Et pour cause, chaque fois qu'une querelle les divisait, elles se réconciliaient en de violents ébats. Cyrille serrait les dents, laissait Cassandre lui lacérer la peau tout en humant sa nuque, vérifiant au passage qu'elle respirait le bon parfum. Elle la laissait lui pincer les seins et lui griffer les fesses, sans le moindre ménagement. Cela n'avait rien d’excitantes caresses, mais relevait bel et bien d'une colère refoulée. Cyrille accueillait docilement cette fureur passionnée, consciente que les tortures qu'elle avait autrefois infligées à la belle la dépassaient de loin.
Pourtant, elle redoutait constamment l'instant fatidique où Cassandre faisait glisser sa langue menaçante contre son palais.
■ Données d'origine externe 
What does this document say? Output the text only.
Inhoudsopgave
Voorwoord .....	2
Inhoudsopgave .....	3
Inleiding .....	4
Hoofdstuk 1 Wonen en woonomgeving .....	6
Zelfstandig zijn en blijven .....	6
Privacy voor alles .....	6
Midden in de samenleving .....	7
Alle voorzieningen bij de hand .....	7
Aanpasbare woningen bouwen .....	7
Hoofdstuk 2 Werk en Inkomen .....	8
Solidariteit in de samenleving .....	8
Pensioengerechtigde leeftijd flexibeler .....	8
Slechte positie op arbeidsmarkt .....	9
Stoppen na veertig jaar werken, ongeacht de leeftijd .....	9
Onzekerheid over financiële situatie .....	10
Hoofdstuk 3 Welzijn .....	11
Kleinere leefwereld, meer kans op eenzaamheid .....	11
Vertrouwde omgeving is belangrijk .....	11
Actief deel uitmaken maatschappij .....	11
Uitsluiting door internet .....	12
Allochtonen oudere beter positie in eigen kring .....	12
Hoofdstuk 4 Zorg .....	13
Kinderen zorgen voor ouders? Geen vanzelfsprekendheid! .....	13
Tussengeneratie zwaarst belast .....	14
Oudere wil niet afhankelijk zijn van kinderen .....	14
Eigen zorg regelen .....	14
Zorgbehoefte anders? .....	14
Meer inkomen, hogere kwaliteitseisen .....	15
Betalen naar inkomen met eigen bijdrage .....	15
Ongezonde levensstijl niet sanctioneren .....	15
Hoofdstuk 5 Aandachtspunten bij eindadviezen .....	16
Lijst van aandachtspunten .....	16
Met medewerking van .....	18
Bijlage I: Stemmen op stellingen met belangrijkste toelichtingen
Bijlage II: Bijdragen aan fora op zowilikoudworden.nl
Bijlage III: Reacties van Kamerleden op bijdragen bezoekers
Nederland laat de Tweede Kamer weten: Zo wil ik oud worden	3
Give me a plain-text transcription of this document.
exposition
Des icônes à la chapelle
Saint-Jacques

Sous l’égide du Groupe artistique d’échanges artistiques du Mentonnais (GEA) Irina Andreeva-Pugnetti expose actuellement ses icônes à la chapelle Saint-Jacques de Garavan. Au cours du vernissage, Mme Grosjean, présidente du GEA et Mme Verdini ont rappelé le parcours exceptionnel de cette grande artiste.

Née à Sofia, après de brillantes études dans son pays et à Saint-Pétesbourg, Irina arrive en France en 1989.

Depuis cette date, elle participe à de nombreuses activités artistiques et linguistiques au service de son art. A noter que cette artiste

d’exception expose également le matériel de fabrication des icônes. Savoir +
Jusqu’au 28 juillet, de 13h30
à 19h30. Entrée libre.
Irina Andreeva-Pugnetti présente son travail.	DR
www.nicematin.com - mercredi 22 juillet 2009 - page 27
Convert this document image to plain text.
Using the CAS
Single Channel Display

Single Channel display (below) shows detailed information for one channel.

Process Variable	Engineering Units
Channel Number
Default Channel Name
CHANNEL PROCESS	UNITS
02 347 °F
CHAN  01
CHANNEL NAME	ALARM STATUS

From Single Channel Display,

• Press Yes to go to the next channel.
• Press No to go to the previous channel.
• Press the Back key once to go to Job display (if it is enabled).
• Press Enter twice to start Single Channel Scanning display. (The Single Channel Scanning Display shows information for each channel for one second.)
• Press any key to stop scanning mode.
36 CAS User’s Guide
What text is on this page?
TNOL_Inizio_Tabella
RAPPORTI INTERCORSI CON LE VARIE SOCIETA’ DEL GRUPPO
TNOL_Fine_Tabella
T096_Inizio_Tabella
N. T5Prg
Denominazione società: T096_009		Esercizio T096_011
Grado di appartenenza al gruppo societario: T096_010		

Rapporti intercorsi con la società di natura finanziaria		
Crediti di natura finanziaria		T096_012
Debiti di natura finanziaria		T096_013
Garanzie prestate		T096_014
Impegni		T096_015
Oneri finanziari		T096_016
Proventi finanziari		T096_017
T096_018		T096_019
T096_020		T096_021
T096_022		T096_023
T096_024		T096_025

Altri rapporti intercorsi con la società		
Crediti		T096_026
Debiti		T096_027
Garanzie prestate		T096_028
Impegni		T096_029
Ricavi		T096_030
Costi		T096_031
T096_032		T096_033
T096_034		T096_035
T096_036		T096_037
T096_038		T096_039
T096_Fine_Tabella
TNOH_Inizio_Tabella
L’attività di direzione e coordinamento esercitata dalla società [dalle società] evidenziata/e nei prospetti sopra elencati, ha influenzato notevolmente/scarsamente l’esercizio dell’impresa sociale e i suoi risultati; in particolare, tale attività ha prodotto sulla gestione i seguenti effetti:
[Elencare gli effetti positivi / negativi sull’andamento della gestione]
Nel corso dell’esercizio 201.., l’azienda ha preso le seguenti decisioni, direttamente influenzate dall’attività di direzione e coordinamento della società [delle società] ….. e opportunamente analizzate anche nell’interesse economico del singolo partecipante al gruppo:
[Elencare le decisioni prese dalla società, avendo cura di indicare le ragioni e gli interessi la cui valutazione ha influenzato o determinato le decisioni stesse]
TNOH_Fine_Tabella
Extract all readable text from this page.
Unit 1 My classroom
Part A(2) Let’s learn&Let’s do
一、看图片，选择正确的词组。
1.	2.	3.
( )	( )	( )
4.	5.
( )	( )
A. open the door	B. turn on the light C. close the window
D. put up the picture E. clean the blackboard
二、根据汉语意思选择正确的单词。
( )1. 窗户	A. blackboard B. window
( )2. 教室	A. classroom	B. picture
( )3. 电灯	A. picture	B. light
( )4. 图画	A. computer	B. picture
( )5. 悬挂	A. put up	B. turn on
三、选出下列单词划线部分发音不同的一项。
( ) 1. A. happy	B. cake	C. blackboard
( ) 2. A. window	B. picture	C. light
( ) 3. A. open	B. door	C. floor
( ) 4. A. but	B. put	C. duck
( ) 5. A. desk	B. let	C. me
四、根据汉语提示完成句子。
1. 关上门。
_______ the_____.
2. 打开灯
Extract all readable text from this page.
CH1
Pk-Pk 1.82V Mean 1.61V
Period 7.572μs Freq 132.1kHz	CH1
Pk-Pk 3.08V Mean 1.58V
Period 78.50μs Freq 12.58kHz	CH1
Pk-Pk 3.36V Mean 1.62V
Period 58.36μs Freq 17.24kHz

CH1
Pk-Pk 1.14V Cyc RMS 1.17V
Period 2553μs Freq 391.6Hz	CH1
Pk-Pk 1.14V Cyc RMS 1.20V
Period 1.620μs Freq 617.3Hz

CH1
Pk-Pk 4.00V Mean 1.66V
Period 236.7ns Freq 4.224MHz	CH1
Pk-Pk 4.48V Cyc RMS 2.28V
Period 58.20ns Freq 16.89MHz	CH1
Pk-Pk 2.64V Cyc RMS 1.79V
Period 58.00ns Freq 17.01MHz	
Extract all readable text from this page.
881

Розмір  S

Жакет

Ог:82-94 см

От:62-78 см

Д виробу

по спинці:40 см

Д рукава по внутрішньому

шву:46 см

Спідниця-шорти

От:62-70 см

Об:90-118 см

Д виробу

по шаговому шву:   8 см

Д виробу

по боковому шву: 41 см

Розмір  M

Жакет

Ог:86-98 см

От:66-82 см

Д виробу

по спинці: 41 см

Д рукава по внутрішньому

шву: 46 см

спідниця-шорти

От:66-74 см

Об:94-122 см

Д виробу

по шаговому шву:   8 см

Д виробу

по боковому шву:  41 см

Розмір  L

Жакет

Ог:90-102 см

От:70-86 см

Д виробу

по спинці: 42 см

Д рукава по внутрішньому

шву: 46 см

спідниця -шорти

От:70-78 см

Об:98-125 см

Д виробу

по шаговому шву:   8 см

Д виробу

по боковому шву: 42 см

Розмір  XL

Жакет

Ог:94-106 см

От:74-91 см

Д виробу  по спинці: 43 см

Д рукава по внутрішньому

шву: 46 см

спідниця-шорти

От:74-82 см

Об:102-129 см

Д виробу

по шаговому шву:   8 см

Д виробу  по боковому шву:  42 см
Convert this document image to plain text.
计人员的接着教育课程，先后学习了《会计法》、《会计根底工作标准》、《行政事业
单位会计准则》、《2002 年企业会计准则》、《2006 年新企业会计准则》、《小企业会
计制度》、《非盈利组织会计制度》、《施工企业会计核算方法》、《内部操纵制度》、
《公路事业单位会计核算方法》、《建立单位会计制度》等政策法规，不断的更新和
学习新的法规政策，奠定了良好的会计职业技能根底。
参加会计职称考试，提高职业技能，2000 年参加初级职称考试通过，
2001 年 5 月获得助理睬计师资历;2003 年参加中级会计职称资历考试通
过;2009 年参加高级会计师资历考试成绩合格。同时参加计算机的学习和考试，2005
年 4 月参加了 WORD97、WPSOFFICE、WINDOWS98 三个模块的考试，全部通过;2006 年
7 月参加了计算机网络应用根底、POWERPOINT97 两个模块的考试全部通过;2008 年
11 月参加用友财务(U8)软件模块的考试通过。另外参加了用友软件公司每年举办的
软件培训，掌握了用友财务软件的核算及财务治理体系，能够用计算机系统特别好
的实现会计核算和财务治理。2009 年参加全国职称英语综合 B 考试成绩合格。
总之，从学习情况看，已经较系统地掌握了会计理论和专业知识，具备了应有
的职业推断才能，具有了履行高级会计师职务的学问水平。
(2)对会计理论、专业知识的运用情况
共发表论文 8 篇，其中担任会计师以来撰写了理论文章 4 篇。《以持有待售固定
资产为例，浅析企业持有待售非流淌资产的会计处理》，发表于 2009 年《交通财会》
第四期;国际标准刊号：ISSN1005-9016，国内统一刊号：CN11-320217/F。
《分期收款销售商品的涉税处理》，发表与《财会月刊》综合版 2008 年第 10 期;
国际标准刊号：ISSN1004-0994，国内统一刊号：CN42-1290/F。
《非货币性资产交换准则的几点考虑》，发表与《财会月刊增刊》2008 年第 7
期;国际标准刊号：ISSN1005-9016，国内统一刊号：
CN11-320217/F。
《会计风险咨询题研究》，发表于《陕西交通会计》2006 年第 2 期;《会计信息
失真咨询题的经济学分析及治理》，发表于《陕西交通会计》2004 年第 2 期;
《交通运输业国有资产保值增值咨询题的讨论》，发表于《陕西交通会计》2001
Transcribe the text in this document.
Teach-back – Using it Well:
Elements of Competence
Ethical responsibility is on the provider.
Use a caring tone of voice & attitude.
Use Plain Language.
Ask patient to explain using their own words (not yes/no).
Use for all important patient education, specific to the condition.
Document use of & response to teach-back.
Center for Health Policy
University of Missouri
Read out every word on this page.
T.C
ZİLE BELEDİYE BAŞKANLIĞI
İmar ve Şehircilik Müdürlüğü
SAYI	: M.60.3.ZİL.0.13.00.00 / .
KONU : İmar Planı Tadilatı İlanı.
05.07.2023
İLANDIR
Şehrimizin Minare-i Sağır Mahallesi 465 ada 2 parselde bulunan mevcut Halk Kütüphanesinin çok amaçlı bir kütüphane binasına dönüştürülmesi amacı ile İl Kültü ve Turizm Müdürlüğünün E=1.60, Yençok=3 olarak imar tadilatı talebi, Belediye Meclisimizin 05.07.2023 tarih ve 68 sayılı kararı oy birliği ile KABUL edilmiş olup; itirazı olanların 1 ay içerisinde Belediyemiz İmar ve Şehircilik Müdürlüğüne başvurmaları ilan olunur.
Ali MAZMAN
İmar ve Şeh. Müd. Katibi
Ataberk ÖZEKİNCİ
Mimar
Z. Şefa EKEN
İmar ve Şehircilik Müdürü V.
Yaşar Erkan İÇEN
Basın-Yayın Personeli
Se faisant, elle l'étouffait sans retenue entre ses muqueuses labiales – l’asphyxie avait le goût du baume à lèvres et d'un relent caféiné. Tandis qu'elle lui dévorait le bas du visage, son amante agrippait les cheveux de Cyrille à la racine et forçait brutalement la fusion de leurs deux gorges en lui retenant la tête. À mesure qu'elles s'embrassaient, les papilles de Cassandre se desséchaient. À court de salive, la créature lubrique se retirait alors dans un mouvement lascif. Cyrille avait tout juste le temps de respirer, en prévision de ce qui allait suivre, avant que les mains glacées de sa furieuse compagne ne vinssent saisir son cou, toutes griffes dehors, les pouces résolument appuyés sur sa trachée. Cassandre ne feignait plus, elle blessait bel et bien.
Néanmoins, Cyrille ne pouvait se résoudre à la repousser par la force, ni même à la supplier d'arrêter. La belle voyait, sans aucun doute possible, la façon dont sa mâchoire se crispait ou les larmes amères qui perlaient aux coins de ses yeux. Si la vue de la souffrance ne l'amadouait pas, l'implorer n'y changerait rien. C'est ce que se disait sa victime, laquelle, en quelque sorte, se complaisait tortueusement dans une position qu'elle jugeait mériter. En outre, la culpabilité n'était pas l'unique raison pour laquelle elle se soumettait servilement à tant de sauvagerie : chaque fois qu'à l'issue de cette éprouvante torture Cyrille glissait la main entre les cuisses de Cassandre, elle y découvrait, stupéfaite, le même torrent bouillant. Dès lors qu'elle lui faisait l'amour, elle était désormais tiraillée entre la fierté de lui apporter un plaisir certain et une gêne profonde, toute teintée de dégoût. Car il y avait quelque chose de tout à fait répugnant à songer, en effet, que son âme-sœur pût jouir jusqu'à l'extase rien qu'en la dégradant.
Il flottait dans cette volupté quelque parfum tragique.